Anónimo
El día de mi muerte fue tan común como cualquier otro día de mis estudios escolares. Hubiera sido mejor que me hubiera regresado como siempre en el autobús, pero me molestaba el tiempo que tardaba en llegar a casa.
Cuando sonó la campana de las 2:30 de la tarde para salir de clases, tiré los libros al pupitre porque estaría libre hasta el otro día a las 8:40 de la mañana.
Corrí eufórico al estacionamiento a recoger el auto, pensando sólo en que iba a manejar a mi libre antojo.
¿Cómo sucedió el accidente?, eso no importa.
Iba corriendo con exceso de velocidad me sentía libre y gozoso disfrutando del correr del auto.
Lo último que recuerdo es que rebasé a una anciana, pues me desesperó su forma tan lenta de manejar.
Oí el ensordecedor ruido del choque y sentí un tremendo sacudimiento. Volaron fierros y pedazos de vidrio por todas partes, sentía que mi cuerpo se volteaba al revés y escuché mi propio grito.
De repente desperté, todo estaba muy quieto y un policía estaba parado junto a mí, también vi un doctor.
Mi cuerpo estaba destrozado y ensangrentado, con pedazos de vidrio encajados por todas partes; cosa rara, no sentía ningún dolor.
¡Ey, no me cubran la cabeza con esta sábana!
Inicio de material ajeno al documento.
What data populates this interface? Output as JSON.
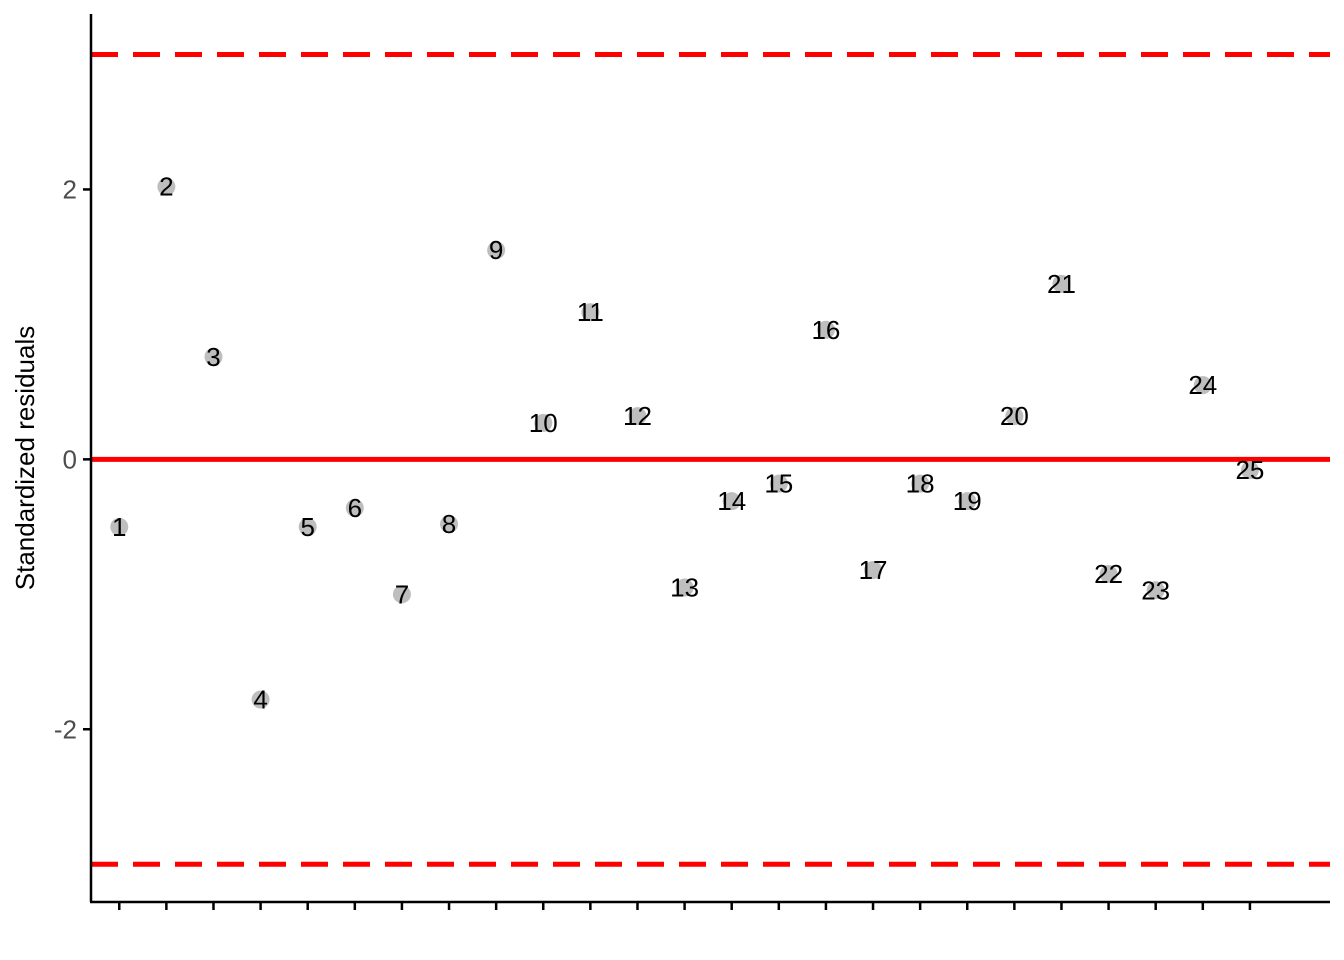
{
  "chart_data": {
    "type": "scatter",
    "title": "",
    "xlabel": "",
    "ylabel": "Standardized residuals",
    "ylim": [
      -3.28,
      3.3
    ],
    "xlim": [
      0.4,
      26.7
    ],
    "y_ticks": [
      2,
      0,
      -2
    ],
    "y_tick_labels": [
      "2",
      "0",
      "-2"
    ],
    "x_ticks": [
      1,
      2,
      3,
      4,
      5,
      6,
      7,
      8,
      9,
      10,
      11,
      12,
      13,
      14,
      15,
      16,
      17,
      18,
      19,
      20,
      21,
      22,
      23,
      24,
      25
    ],
    "grid": false,
    "legend": "none",
    "points": [
      {
        "x": 1,
        "y": -0.5,
        "label": "1"
      },
      {
        "x": 2,
        "y": 2.02,
        "label": "2"
      },
      {
        "x": 3,
        "y": 0.76,
        "label": "3"
      },
      {
        "x": 4,
        "y": -1.78,
        "label": "4"
      },
      {
        "x": 5,
        "y": -0.5,
        "label": "5"
      },
      {
        "x": 6,
        "y": -0.36,
        "label": "6"
      },
      {
        "x": 7,
        "y": -1.0,
        "label": "7"
      },
      {
        "x": 8,
        "y": -0.48,
        "label": "8"
      },
      {
        "x": 9,
        "y": 1.55,
        "label": "9"
      },
      {
        "x": 10,
        "y": 0.27,
        "label": "10"
      },
      {
        "x": 11,
        "y": 1.09,
        "label": "11"
      },
      {
        "x": 12,
        "y": 0.32,
        "label": "12"
      },
      {
        "x": 13,
        "y": -0.95,
        "label": "13"
      },
      {
        "x": 14,
        "y": -0.31,
        "label": "14"
      },
      {
        "x": 15,
        "y": -0.18,
        "label": "15"
      },
      {
        "x": 16,
        "y": 0.96,
        "label": "16"
      },
      {
        "x": 17,
        "y": -0.82,
        "label": "17"
      },
      {
        "x": 18,
        "y": -0.18,
        "label": "18"
      },
      {
        "x": 19,
        "y": -0.31,
        "label": "19"
      },
      {
        "x": 20,
        "y": 0.32,
        "label": "20"
      },
      {
        "x": 21,
        "y": 1.3,
        "label": "21"
      },
      {
        "x": 22,
        "y": -0.85,
        "label": "22"
      },
      {
        "x": 23,
        "y": -0.97,
        "label": "23"
      },
      {
        "x": 24,
        "y": 0.55,
        "label": "24"
      },
      {
        "x": 25,
        "y": -0.08,
        "label": "25"
      }
    ],
    "reference_lines": [
      {
        "y": 3,
        "style": "dashed",
        "color": "#ff0000"
      },
      {
        "y": 0,
        "style": "solid",
        "color": "#ff0000"
      },
      {
        "y": -3,
        "style": "dashed",
        "color": "#ff0000"
      }
    ],
    "point_color": "#bebebe",
    "label_color": "#000000",
    "axis_color": "#000000"
  }
}
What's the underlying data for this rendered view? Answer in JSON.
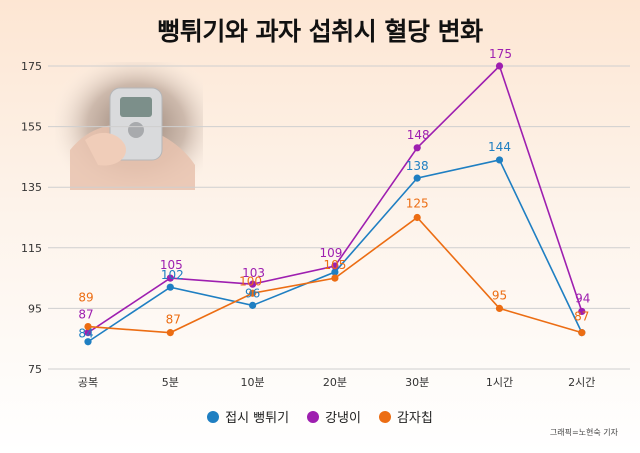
{
  "title": "뻥튀기와 과자 섭취시 혈당 변화",
  "credit": "그래픽=노현숙 기자",
  "photo": {
    "icon": "glucose-meter-photo"
  },
  "colors": {
    "series_0": "#1f7fc2",
    "series_1": "#9e1fb0",
    "series_2": "#ec6d13",
    "grid": "#cfcfcf"
  },
  "chart_data": {
    "type": "line",
    "title": "뻥튀기와 과자 섭취시 혈당 변화",
    "xlabel": "",
    "ylabel": "",
    "categories": [
      "공복",
      "5분",
      "10분",
      "20분",
      "30분",
      "1시간",
      "2시간"
    ],
    "yticks": [
      75,
      95,
      115,
      135,
      155,
      175
    ],
    "ylim": [
      75,
      175
    ],
    "grid": true,
    "legend_position": "bottom",
    "series": [
      {
        "name": "접시 뻥튀기",
        "values": [
          84,
          102,
          96,
          107,
          138,
          144,
          87
        ],
        "labels": [
          "84",
          "102",
          "96",
          "",
          "138",
          "144",
          ""
        ]
      },
      {
        "name": "강냉이",
        "values": [
          87,
          105,
          103,
          109,
          148,
          175,
          94
        ],
        "labels": [
          "87",
          "105",
          "103",
          "109",
          "148",
          "175",
          "94"
        ]
      },
      {
        "name": "감자칩",
        "values": [
          89,
          87,
          100,
          105,
          125,
          95,
          87
        ],
        "labels": [
          "89",
          "87",
          "100",
          "105",
          "125",
          "95",
          "87"
        ]
      }
    ]
  }
}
No estoy muerto. Sólo tengo 17 años, además tengo una cita por la noche, tengo que crecer y gozar una vida encantadora, ¡no puedo estar muerto!
Después me metieron en una gaveta. Mis padres tuvieron que identificarme, lo que más me apenaba es que me vieran así, hecho añicos.
Me impresionaron los ojos de mamá cuando tuvo que enfrentarse a la más terrible experiencia de su vida. Papá envejeció de repente cuando le dijo al encargado del anfiteatro: "Sí, ése es mi hijo".
El funeral fue una experiencia macabra; vi a todos mis parientes y amigos acercarse a la caja mortuoria; uno a uno fueron pasando con los ojos entristecidos.
Algunos de mis amigos lloraban, otros me tocaban las manos y sollozaban al alejarse.
¡Por favor, que alguien me despierte! Sáquenme de aquí, no aguanto ver inconsolables a papá y mamá; la aflicción de mis abuelos apenas les permite andar; mis hermanas y hermanos parecen muñecos de trapo.
Pareciera que todos están en trance, nadie quiere creerlo; ni yo mismo.
¡Por favor, no me pongan en esa fosa! Te prometo, Dios mío, que si me das otra oportunidad seré el más cuidadoso del mundo, sólo quiero otra oportunidad más.
¡Por favor, Dios Mío, sólo tengo 17 años!
Nota: Este texto lo bajé de la red y es muy conocido en México. Decidí publicarlo por su impacto. No encontré el nombre del autor, lo lamento.